What I’ve Always Been Doing Here

This blog has been many things over the years: atheist, feminist, skeptical, irritated, occasionally furious. But its core method has never changed.

It asks:

  • What is being asserted as unquestionable?

  • Who benefits from that assertion?

  • What happens if we follow it all the way down?

When institutions began insisting that sex was a feeling, that language could override biology, that dissent was harm, that moral status preceded argument—the same skeptical machinery I once aimed outward turned inward.

That wasn’t betrayal.
It was consistency under pressure.


On Feminism and Material Reality

Yes, this is now read—accurately—as a sex-based feminist blog.

That’s not because identity doesn’t matter, but because material reality is the ground truth on which politics rests. Bodies come first. Law follows. Stories are last.

When political movements demand that we invert that order, something has gone deeply wrong—and feminism, if it is to mean anything at all, must notice.

That position is not reactionary. It is foundational.


Why Ask Two Models at All?

Because how something is read tells you as much about the reader as the text.

He read Dead Wild Roses as a location on a map.
She read it as a method in motion.

One isn’t false. But only one feels true.
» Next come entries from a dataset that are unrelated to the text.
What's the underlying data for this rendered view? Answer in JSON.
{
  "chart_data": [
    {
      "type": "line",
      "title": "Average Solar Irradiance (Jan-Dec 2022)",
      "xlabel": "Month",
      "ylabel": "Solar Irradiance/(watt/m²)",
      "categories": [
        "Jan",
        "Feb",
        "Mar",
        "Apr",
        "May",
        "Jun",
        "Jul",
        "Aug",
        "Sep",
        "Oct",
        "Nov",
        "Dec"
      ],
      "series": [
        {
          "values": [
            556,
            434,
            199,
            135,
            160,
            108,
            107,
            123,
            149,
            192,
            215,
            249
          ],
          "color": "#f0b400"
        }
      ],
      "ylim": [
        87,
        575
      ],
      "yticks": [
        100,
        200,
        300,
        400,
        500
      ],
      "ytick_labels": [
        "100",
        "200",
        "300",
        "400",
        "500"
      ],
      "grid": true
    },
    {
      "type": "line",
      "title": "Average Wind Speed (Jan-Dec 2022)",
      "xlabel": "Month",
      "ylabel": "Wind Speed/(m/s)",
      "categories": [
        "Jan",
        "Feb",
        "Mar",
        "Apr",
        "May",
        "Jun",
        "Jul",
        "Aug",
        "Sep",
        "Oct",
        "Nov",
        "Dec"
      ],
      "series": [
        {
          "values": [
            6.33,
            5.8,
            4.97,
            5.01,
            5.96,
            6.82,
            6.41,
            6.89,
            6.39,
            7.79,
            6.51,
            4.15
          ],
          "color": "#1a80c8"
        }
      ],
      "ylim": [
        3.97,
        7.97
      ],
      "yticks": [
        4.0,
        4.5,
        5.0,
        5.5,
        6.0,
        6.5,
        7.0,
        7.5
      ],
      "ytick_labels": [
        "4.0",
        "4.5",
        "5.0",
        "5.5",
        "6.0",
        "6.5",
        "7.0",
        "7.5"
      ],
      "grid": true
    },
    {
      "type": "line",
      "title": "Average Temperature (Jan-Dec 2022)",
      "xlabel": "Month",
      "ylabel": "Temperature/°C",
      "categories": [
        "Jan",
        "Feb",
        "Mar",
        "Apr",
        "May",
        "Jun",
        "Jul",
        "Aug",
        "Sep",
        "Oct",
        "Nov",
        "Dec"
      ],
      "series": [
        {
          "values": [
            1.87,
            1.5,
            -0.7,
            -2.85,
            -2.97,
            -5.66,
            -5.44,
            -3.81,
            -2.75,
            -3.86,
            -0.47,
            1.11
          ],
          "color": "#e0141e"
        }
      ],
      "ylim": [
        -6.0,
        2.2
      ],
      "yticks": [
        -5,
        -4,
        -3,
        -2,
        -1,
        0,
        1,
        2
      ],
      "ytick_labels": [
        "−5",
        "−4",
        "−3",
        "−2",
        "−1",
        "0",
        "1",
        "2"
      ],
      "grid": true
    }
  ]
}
The difference mirrors the very problem the blog keeps circling: the reduction of inquiry into identity, of thinking into stance, of method into tribe.


A Note on AI, Authority, and Voice

There is an irony here that isn’t lost on me.

I am using artificial intelligences to reflect on a body of writing that is deeply skeptical of outsourced authority. But that tension is precisely the point.

Tools can assist thinking.
They cannot replace it.

Maps can be useful.
They are not the territory.


Where This Leaves Me

If the last few years of Dead Wild Roses were about dismantling false moral certainty, the next may be about something harder and quieter:

  • rebuilding meaning without mysticism,

  • defending reality without cruelty,

  • and learning how to live after the spell breaks.

I don’t know where that road leads.

But I know why I keep walking it.

And I know which readings—human or machine—feel like they’re walking with me rather than plotting me from above.

Postscript:

Throughout this piece, I’ve used “he” and “she” to distinguish between two AI systems with markedly different interpretive styles. This is not a claim about machine ontology. It is shorthand—imperfect, human, and serviceable.

Language exists to clarify thought. When it stops doing that, it’s time to change the language—not reality.